Il sito archeologico di Villa Romana in contrada Mastro Agostino, geologicamente costituito da calcareniti, si presenta come una modesta terrazza collinare, dominante un’ampia vallata, ricca di acque sorgive. La Villa Romana, insediamento extra urbano, tipico del paesaggio agrario nei secoli dal II sec. a.C. ad I – II sec. d.C., nacque essenzialmente come villa rustica, cioè come abitazione del proprietario che coltivava direttamente le sue terre. In questa località, nel 1986, ebbe inizio la prima campagna di scavo da cui sono venute alla luce le fondazioni di un complesso abitativo caratterizzato da lunghi ambienti rettangolari, ad incrocio ortogonale, alle quali si aprivano gli ambienti da abitazione e gli ambienti da lavoro. Gli antichi concepivano la Villa come luogo normale della propria dimora e centro del fondo agricolo, dal quale dipendeva, quasi unicamente, la loro economia.

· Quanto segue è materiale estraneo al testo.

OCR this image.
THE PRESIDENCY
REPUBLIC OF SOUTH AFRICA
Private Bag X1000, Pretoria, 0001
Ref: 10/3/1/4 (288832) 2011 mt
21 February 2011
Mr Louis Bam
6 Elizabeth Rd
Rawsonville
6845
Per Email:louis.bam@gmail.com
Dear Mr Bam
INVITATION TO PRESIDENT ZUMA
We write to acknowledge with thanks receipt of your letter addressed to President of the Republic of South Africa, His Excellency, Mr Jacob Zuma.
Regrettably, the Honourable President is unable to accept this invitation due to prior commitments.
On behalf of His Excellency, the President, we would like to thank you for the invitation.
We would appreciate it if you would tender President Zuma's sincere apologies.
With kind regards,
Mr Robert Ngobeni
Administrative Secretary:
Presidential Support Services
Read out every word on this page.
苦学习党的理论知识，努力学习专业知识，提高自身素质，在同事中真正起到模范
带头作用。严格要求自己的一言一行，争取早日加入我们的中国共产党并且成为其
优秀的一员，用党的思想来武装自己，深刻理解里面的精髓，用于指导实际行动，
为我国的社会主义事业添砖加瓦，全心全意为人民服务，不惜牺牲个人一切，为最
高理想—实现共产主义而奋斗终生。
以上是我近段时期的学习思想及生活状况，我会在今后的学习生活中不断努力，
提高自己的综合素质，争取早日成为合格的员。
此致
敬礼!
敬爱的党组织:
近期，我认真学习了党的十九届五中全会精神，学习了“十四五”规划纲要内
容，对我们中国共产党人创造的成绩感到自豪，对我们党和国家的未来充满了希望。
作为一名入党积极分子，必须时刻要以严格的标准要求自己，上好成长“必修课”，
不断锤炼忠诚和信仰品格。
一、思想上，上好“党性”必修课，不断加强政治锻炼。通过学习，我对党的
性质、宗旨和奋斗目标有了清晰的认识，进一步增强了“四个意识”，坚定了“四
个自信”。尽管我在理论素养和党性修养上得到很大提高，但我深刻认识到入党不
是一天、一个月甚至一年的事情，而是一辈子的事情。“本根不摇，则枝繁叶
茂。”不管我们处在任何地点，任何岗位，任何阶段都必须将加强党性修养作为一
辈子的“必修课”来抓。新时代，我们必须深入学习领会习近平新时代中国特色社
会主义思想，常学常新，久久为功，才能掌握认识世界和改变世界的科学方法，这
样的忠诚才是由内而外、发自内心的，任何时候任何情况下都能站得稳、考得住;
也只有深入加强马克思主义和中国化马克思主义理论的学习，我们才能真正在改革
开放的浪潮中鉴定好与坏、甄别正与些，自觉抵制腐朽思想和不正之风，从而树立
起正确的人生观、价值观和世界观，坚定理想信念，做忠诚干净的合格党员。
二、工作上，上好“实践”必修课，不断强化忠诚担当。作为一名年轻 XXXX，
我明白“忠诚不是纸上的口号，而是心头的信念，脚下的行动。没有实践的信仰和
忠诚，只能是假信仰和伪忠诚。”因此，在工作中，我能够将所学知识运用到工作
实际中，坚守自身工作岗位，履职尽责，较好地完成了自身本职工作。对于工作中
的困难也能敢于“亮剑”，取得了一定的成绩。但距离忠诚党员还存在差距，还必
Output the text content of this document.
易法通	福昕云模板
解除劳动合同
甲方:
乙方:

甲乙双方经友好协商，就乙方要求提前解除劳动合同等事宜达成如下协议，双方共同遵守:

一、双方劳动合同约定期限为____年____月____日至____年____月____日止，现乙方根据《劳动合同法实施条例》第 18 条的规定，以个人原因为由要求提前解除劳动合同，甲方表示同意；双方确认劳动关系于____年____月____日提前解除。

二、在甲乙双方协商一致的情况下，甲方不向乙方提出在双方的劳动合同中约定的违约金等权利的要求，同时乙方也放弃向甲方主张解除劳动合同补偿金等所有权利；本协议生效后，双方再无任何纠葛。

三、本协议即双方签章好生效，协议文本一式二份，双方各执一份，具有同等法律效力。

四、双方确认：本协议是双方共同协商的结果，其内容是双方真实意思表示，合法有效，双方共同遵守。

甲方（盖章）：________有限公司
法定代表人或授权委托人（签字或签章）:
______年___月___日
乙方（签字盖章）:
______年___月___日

“L’obiettivo principale della rievocazione – spiega l’archeologa e rievocatrice Viviana Caparelli – è quello di infondere nella popolazione locale un senso di appartenenza e di partecipazione attiva: assistere ad una rievocazione storica deve essere visto come  approfondimento culturale che permette di riscoprire l’autenticità di questo luogo. Questo momento di rievocazione permette, inoltre, all’amministrazione pubblica di promuovere questo settore tra le linee strategiche dei propri piani di sviluppo turistico. La memoria di una collettività è fattore attrattivo, con le proprie caratteristiche ed eccellenze storico e culturali.  Più una determinata area è caratterizzata dall’unicità del proprio patrimonio materiale e immateriale, più diviene meta per un turismo attento”.